Currently implemented models:
- ALS/WRMF: proposed in Collaborative Filtering for Implicit Feedback Datasets; implementation based on the Implicit implementation
- Prod2vec: proposed in E-commerce in Your Inbox: Product Recommendations at Scale; implementation based on Gensim Word2vec implementation
- RP3Beta proposed in Updatable, Accurate, Diverse, and Scalable Recommendations for Interactive Applications
- SLIM: proposed in SLIM: Sparse Linear Methods for Top-N Recommender Systems
- LightFM: proposed in Metadata Embeddings for User and Item Cold-start Recommendations; implementation based on the original LightFM implementation
- P3LTR: our method described in Learning edge importance in bipartite graph-based recommendations
If you use conda, set-up conda environment with a kernel (working with anaconda3):
make ckernel
If you use virtualenv, set-up virtual environment with a kernel:
make vkernel
Then activate the environment:
source activate jobs-research
The input data file interactions.csv should be stored in the directory data/raw/your-dataset-name. For example, data/raw/jobs_published/interactions.csv. The file is expected to contain the following columns: user, item, event, timestamp.

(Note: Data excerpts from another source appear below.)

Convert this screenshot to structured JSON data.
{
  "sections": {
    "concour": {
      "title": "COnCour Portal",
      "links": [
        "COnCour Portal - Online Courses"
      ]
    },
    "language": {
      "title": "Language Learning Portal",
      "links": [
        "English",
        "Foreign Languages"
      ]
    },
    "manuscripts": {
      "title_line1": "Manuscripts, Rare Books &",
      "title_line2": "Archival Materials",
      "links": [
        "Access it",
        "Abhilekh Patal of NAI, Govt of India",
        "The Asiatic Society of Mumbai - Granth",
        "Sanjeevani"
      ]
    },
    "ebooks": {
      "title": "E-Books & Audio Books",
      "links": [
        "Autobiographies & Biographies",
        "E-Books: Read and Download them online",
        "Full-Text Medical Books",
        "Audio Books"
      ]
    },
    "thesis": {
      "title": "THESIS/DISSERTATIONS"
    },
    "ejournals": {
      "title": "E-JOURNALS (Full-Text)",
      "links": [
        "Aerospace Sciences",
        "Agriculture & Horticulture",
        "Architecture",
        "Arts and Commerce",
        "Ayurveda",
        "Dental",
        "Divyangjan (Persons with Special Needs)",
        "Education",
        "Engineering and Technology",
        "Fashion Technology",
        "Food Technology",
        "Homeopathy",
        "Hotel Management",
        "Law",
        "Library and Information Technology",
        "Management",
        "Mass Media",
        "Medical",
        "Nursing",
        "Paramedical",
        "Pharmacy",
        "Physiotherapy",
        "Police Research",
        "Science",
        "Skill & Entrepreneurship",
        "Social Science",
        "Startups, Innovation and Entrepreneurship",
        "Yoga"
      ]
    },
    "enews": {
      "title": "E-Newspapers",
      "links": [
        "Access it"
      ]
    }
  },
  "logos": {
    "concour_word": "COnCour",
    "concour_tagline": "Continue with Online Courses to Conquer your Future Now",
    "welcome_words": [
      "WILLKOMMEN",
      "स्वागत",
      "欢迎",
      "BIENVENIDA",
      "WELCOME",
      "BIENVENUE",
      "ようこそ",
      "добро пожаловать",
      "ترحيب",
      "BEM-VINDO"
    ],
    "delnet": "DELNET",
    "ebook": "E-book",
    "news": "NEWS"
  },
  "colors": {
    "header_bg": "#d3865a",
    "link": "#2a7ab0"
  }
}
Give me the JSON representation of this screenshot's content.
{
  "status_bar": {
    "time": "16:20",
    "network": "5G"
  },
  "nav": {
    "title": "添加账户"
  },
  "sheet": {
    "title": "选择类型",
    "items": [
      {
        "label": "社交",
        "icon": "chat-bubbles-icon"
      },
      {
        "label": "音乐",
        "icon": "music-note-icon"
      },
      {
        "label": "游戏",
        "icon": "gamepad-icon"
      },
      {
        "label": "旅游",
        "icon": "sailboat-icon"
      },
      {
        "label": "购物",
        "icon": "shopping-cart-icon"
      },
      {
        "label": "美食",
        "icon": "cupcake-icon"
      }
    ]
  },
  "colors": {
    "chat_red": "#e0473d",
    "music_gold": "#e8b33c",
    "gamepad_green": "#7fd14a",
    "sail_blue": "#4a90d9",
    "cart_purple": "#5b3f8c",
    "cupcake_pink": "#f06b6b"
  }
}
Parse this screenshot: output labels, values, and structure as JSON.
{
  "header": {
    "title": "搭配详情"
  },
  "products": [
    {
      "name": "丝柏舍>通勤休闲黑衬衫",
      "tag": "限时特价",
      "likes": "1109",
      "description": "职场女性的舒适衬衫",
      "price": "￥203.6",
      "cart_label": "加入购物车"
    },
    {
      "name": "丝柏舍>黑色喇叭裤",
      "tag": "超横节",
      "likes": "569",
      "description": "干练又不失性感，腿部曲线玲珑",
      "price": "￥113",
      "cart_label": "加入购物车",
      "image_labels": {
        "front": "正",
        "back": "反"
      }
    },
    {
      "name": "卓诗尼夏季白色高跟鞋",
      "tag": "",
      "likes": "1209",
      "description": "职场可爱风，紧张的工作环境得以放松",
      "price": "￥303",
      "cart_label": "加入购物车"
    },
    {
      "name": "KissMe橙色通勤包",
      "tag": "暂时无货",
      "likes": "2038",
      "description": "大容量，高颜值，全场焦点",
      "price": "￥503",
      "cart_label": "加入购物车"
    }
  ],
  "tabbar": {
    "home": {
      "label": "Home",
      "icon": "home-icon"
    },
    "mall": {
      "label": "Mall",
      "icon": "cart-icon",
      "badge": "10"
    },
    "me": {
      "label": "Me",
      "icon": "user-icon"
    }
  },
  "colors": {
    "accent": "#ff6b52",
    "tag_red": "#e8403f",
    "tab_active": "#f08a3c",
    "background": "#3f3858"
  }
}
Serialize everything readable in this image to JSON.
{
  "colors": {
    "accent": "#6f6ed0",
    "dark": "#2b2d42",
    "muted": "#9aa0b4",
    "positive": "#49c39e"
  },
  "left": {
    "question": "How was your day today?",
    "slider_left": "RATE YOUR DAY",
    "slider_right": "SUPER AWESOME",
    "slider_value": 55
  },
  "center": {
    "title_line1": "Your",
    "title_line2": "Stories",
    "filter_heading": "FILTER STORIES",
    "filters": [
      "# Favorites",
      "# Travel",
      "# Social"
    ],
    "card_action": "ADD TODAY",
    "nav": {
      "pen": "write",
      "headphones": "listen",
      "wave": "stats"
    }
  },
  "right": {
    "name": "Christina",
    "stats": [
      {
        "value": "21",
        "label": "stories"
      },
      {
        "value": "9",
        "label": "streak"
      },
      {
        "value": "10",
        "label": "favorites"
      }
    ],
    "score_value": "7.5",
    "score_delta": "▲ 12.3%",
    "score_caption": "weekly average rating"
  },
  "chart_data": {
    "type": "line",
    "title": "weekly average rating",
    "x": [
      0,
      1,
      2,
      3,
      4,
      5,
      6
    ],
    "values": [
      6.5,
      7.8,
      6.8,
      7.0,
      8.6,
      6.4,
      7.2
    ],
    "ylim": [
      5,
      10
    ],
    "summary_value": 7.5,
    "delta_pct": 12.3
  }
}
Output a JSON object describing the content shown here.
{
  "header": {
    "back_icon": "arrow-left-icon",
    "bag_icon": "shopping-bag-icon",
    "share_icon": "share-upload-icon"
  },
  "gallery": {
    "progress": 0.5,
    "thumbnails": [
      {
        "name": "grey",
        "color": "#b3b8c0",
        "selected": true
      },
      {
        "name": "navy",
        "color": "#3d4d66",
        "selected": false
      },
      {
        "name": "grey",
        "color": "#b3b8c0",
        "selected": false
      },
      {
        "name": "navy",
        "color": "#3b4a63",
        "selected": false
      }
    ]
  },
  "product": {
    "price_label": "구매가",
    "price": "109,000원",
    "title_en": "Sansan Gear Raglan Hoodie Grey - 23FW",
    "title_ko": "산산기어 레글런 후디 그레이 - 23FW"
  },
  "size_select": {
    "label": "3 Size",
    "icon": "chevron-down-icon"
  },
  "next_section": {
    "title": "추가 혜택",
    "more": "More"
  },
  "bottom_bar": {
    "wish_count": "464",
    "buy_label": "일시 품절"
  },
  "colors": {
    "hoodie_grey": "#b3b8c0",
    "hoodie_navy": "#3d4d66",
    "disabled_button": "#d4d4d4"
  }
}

To reproduce our results download the olx-jobs dataset from Kaggle.
Execute the command:
python run.py
The script will:
- split the input data,
- run the hyperparameter optimization for all models,
- train the models,
- generate the recommendations,
- evaluate the models.
By default script executes all aforementioned steps, namely:
--steps '["prepare", "tune", "run", "evaluate"]'
This step:
- loads the raw interactions,
- splits the interactions into the train_and_validation and test sets,
- splits the train_and_validation set into train and validation sets,
- prepares target_users sets for whom recommendations are generated,
- saves all the prepared datasets.
Due to the large size of our dataset, we introduced additional parameters which enable us to decrease the size of the train and validation sets used in the hyperparameter tuning:
--validation_target_users_size 30000
--validation_fraction_users 0.2
--validation_fraction_items 0.2
This step performs Bayesian hyperparameter tuning on the train and validation sets.
For each model, the search space and the tuning parameters are defined in the src/tuning/config.py file.
The results of all iterations are stored.
This step, for each model:
- loads the best hyperparameters (if available),
- trains the model,
- generates and saves recommendations,
- saves efficiency metrics.
This step, for each model:
- loads stored recommendations,
- evaluates them based on the implemented metrics,
- displays and stores the evaluation results.
Notebooks to analyze the dataset structure and distribution.
Notebooks to demonstrate the usage of the particular models.
Notebooks to better understand the results. They utilize recommendations and metrics generated during the execution of the run script.